The New York Southern Area Aging Network and Fordham University Graduate School of Social Service’s Ravazzin Center on Aging will host a daylong conference on aging, “Preparing for the Elderboom: Strategies for Success through Workforce Development and Advocacy,” on Thursday, May 24, from 8:30 a.m. to 3 p.m., in the McNally Amphitheatre, Lowenstein Center, Lincoln Center campus.
Convened by Mae Carpenter, commissioner of the Westchester County Department of Senior Programs and Services, and Edwin Mendez-Santiago, commissioner of the New York City Department for the Aging, the conference will feature sessions by professionals in the aging care and service sector, educators and community leaders. Robyn Stone, executive director of the Institute for the Future of Aging Services, will deliver the keynote address. Other speakers and panelists include Michael Burgess, director of the New York State Office for the Aging; Frank Burns, deputy assistant secretary of the U.S. Administration on Aging; and Peter B. Vaughan, Ph.D., dean of the Fordham University Graduate School of Social Service.

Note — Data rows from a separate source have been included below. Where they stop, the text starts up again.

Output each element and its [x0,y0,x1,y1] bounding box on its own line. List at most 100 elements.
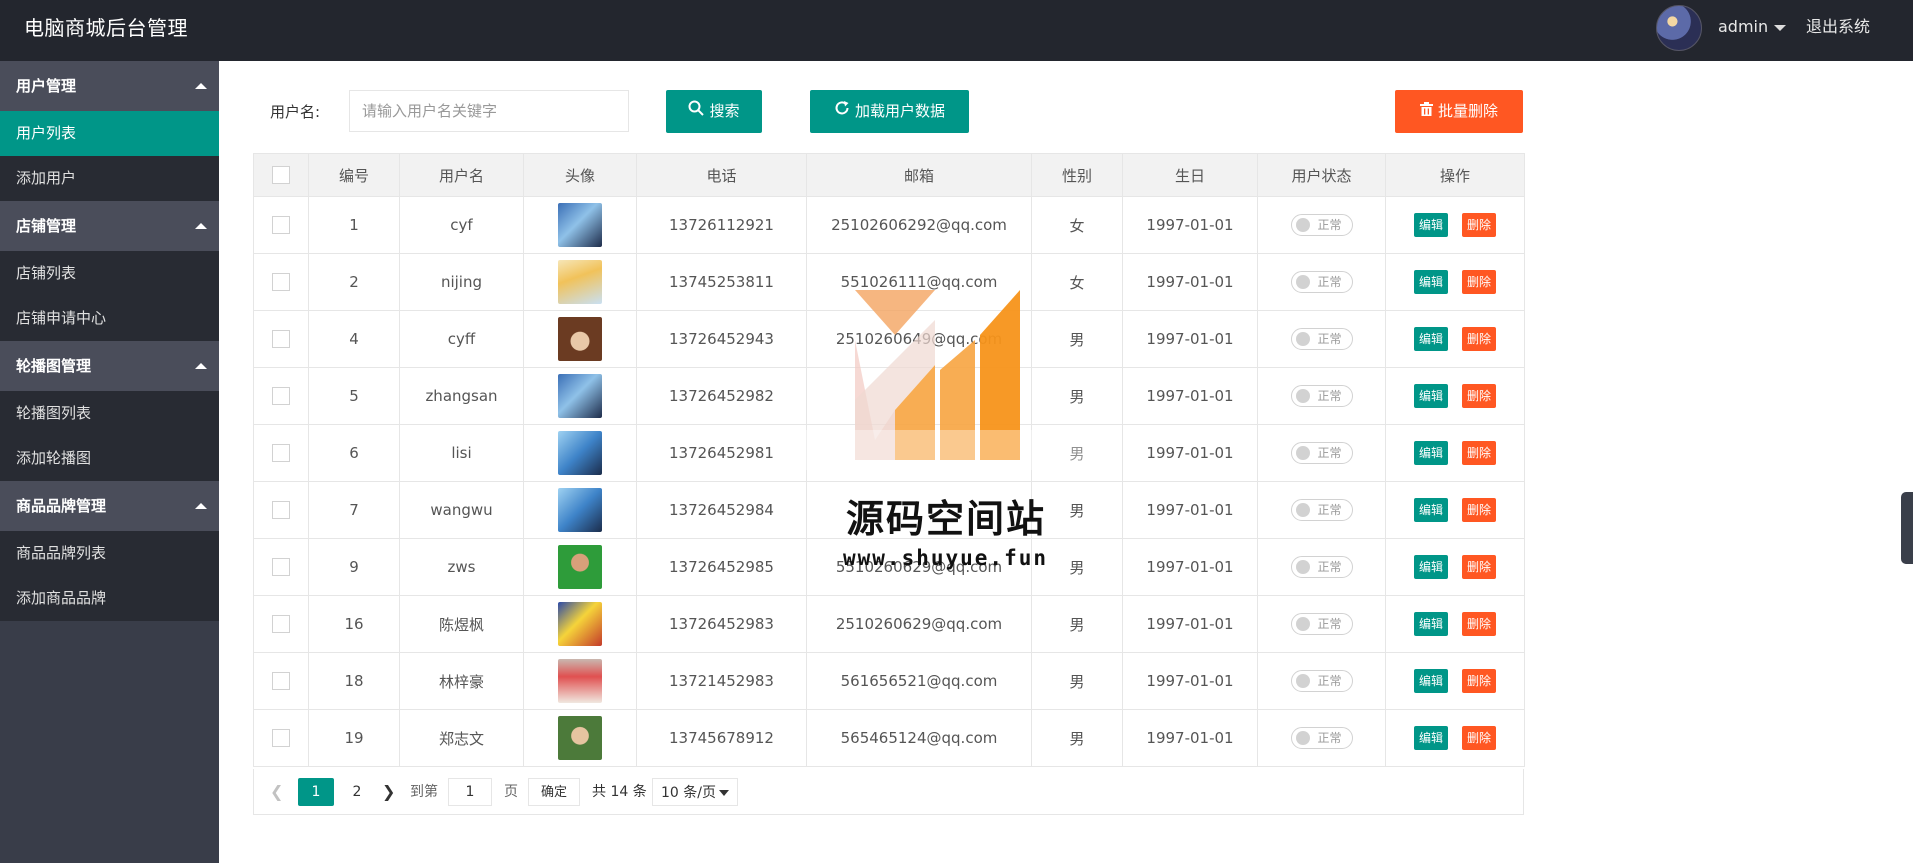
page-jump-input[interactable] [448,778,492,806]
top-header: 电脑商城后台管理 admin 退出系统 [0,0,1913,61]
status-toggle[interactable]: 正常 [1290,613,1353,635]
column-header: 操作 [1385,153,1525,197]
row-checkbox[interactable] [272,729,290,748]
delete-button[interactable]: 删除 [1462,270,1497,294]
edit-button[interactable]: 编辑 [1413,498,1448,522]
row-checkbox[interactable] [272,273,290,292]
delete-button[interactable]: 删除 [1462,441,1497,465]
sidebar-item-add-user[interactable]: 添加用户 [0,156,219,201]
edit-button[interactable]: 编辑 [1413,726,1448,750]
row-checkbox[interactable] [272,444,290,463]
row-checkbox[interactable] [272,501,290,520]
sidebar-item-add-brand[interactable]: 添加商品品牌 [0,576,219,621]
delete-button[interactable]: 删除 [1462,327,1497,351]
status-toggle[interactable]: 正常 [1290,271,1353,293]
status-toggle[interactable]: 正常 [1290,214,1353,236]
nav-group-title[interactable]: 用户管理 [0,61,219,111]
edit-button[interactable]: 编辑 [1413,441,1448,465]
cell-gender: 男 [1031,310,1123,368]
toggle-knob [1295,275,1310,289]
nav-group-title[interactable]: 店铺管理 [0,201,219,251]
delete-button[interactable]: 删除 [1462,384,1497,408]
sidebar-item-carousel-list[interactable]: 轮播图列表 [0,391,219,436]
nav-group-title[interactable]: 轮播图管理 [0,341,219,391]
sidebar-item-shop-apply[interactable]: 店铺申请中心 [0,296,219,341]
cell-phone: 13726452982 [636,367,807,425]
nav-group-title[interactable]: 商品品牌管理 [0,481,219,531]
cell-phone: 13726452984 [636,481,807,539]
edit-button[interactable]: 编辑 [1413,384,1448,408]
sidebar-item-shop-list[interactable]: 店铺列表 [0,251,219,296]
edit-button[interactable]: 编辑 [1413,669,1448,693]
search-button[interactable]: 搜索 [666,90,762,133]
page-2-button[interactable]: 2 [344,778,370,806]
cell-id: 4 [308,310,400,368]
status-toggle[interactable]: 正常 [1290,328,1353,350]
edit-button[interactable]: 编辑 [1413,270,1448,294]
delete-button[interactable]: 删除 [1462,213,1497,237]
cell-avatar [523,481,637,539]
cell-username: wangwu [399,481,524,539]
row-select-cell [253,253,309,311]
next-page-icon[interactable]: ❯ [382,778,395,806]
cell-username: lisi [399,424,524,482]
delete-button[interactable]: 删除 [1462,498,1497,522]
cell-birthday: 1997-01-01 [1122,652,1258,710]
status-toggle[interactable]: 正常 [1290,442,1353,464]
page-jump-confirm-button[interactable]: 确定 [528,778,580,806]
page-size-select[interactable]: 10 条/页 [652,778,738,806]
app-title: 电脑商城后台管理 [24,16,188,40]
edit-button[interactable]: 编辑 [1413,213,1448,237]
row-checkbox[interactable] [272,615,290,634]
load-users-button[interactable]: 加载用户数据 [810,90,969,133]
side-edge-tab[interactable] [1901,492,1913,564]
logout-link[interactable]: 退出系统 [1806,0,1870,61]
chevron-down-icon [1774,24,1787,31]
status-toggle[interactable]: 正常 [1290,385,1353,407]
table-row: 16 陈煜枫 13726452983 2510260629@qq.com 男 1997-0… [253,595,1525,653]
cell-gender: 男 [1031,709,1123,767]
row-checkbox[interactable] [272,387,290,406]
delete-button[interactable]: 删除 [1462,612,1497,636]
row-checkbox[interactable] [272,672,290,691]
cell-birthday: 1997-01-01 [1122,310,1258,368]
delete-button[interactable]: 删除 [1462,726,1497,750]
status-toggle[interactable]: 正常 [1290,499,1353,521]
prev-page-icon[interactable]: ❮ [270,778,283,806]
toggle-knob [1295,389,1310,403]
row-checkbox[interactable] [272,558,290,577]
cell-phone: 13726452943 [636,310,807,368]
sidebar-item-add-carousel[interactable]: 添加轮播图 [0,436,219,481]
cell-actions: 编辑 删除 [1385,196,1525,254]
cell-status: 正常 [1257,196,1386,254]
sidebar-item-user-list[interactable]: 用户列表 [0,111,219,156]
cell-birthday: 1997-01-01 [1122,253,1258,311]
row-checkbox[interactable] [272,330,290,349]
status-toggle[interactable]: 正常 [1290,727,1353,749]
row-checkbox[interactable] [272,216,290,235]
edit-button[interactable]: 编辑 [1413,612,1448,636]
select-all-checkbox[interactable] [272,166,290,185]
cell-birthday: 1997-01-01 [1122,709,1258,767]
status-text: 正常 [1317,560,1342,574]
edit-button[interactable]: 编辑 [1413,555,1448,579]
user-avatar[interactable] [1656,5,1702,51]
search-input[interactable] [349,90,629,132]
sidebar-item-brand-list[interactable]: 商品品牌列表 [0,531,219,576]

The conference will explore ways to address the dire shortage of people in New York state’s workforce to care for the rapidly aging population. The U.S. Census Bureau estimates that almost 2.2 million people age 60 and over live in the southern New York state, accounting for just over two-thirds of the state’s older population. The New York State Office for the Aging has projected that 25 percent of the working population will be at retirement age by 2012.